LOS ANGELES - America's growing army of homeless and poor faces a desperate plight, but most are unlikely to make their voices heard in the US presidential election campaign as they struggle just to survive, advocates said.
As US President George W. Bush and his Democratic rival John Kerry ) promise voters economic prosperity and comfort if they are elected, battered homeless people feel disenfranchised and overwhelmed by their woes.

"We haven't been following the elections," said homeless former waiter George Holling Jr. as he lay in a dingy alley behind an office building in fashionable Hollywood.

"Why should we? They (the candidates) are not going to provide shelter for the homeless. The elections are only going to benefit the rich and the Republicans," the 31-year-old said.

Holling's mentally-disabled wife, Tamiko, 30, was equally skeptical that politicians, whatever their party, care about their fate.

"Whoever wins, it doesn't matter to us. It's is not going to change how the police treat us, how we have to fight for our benefits, how we have to fight off rapists and attackers in the streets.

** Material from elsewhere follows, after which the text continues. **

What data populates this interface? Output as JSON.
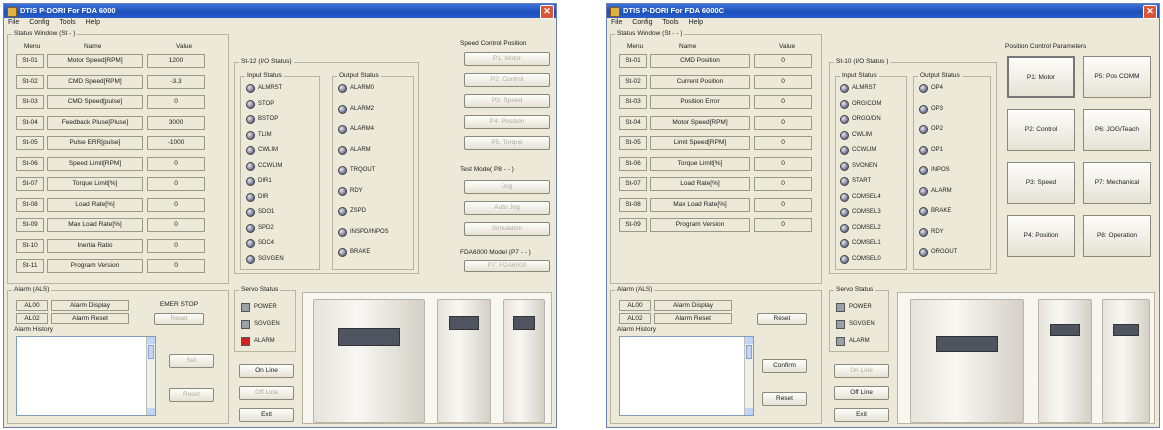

No election has ever helped me," she said, her tone angry but defeated.

The Hollings are far from alone in their resignation and despair as largely-abandoned citizens of the world's richest nation.

The US Conference of Mayors estimates that more than 3.5 million people, or 1.25 percent of the US population, are living in city streets or homeless shelters, a number equal to the populations of Albania, Uruguay or Lithuania.

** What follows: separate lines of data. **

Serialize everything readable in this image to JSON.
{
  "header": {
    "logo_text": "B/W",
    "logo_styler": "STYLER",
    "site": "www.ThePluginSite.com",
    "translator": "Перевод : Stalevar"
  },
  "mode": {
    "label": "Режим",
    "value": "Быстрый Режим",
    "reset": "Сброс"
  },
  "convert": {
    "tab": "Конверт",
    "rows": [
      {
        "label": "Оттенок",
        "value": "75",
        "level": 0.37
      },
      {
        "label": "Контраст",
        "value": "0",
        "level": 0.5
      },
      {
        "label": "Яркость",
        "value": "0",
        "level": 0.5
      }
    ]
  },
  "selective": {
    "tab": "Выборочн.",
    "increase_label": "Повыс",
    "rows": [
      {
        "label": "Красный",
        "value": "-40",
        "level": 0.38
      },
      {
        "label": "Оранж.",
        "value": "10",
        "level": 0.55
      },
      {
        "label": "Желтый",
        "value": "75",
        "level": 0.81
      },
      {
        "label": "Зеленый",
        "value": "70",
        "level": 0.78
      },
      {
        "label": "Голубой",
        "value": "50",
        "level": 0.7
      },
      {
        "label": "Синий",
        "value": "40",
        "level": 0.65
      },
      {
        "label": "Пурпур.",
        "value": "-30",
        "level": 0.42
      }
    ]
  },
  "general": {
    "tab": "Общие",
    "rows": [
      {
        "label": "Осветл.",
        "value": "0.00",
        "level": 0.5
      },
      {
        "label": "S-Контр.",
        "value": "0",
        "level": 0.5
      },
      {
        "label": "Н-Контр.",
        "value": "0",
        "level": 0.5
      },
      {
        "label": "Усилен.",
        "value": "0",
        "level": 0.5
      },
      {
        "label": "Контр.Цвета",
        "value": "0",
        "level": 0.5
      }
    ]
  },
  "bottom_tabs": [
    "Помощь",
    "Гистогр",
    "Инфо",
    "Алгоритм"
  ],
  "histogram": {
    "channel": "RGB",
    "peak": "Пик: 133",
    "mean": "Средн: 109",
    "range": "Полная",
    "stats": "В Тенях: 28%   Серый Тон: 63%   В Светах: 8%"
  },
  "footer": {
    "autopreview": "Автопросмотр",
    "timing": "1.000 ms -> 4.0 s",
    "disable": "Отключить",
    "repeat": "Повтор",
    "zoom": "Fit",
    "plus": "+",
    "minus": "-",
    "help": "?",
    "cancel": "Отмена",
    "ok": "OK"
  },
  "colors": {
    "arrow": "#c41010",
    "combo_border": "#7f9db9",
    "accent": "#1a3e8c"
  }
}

In addition, the number of Americans living below the poverty line jumped by 1.3 million to 35.9 million or 12.5 percent of the population last year, according to the US Census Bureau.

Advocates for the homeless say their plight has worsened as Bush administration budget cuts have chipped away at social services and as the number of homeless grew by around 19 percent in 2003 and 13 percent in 2002.

"It gets harder every day to survive in this ultra-capitalist nation where money is everything. If you don't have it for any reason, you're out of society," said Courtney Frogge, a volunteer for homeless groups in San Francisco.

But ironically, the worse things get, the less energy street dwellers have to fight for their rights.

"People who live in streets and alleys don't feel that anyone will do anything for them," said Bill Hart, director of the General Assistance Advocacy Project (GAAP) in San Francisco, where 12,000 to 16,000 people sleep in the streets each night.

While helping the homeless to get the meagre federal and local benefits to which they are entitled, GAAP also hands out voter registration forms in an effort to give some of America's homeless a voice on November 2.

"But the fact is that most of them won't vote," Hart said. "They don't feel their voices will be heard and many of them -- especially those who have endured homelessness for long period of time -- just resort to self-survival."

In addition, many homeless people suffer from mental illness and alcohol and drug addictions and need government time and money to help them rejoin society, but that aid is increasingly thin on the ground, he said.

As poverty and addiction lead to crime, especially theft and prostitution, many homeless people find themselves barred from voting because they have felony criminal convictions.

"Its almost impossible to be homeless and not have a criminal record," Frogge said.

Still, the Washington-based National Coalition for the Homeless said it had managed to register 25,000 homeless voters ahead of the November election, twice as many as for the 2000 poll.

"This year the level of interest is higher than we have ever seen it," said Donald Whitehead, the group's executive director.

"Homeless people feel that things have got worse for them and that their issues have not been addressed by the current administration or by either candidate's campaign, so more of them want to make their voices heard to try and affect change," he said.

Many of those who live on collapsed cardboard boxes or old blankets in America's streets blame Bush for their woes and resent his decision to spend billions on going to war in Iraq (news - web sites) instead of helping desperate Americans.

But they still feel powerless to change their destiny.

"I am a registered voter, but why bother?" Tamiko Holling asked angrily. "Nobody cares. After the election we will still be sleeping on this same concrete."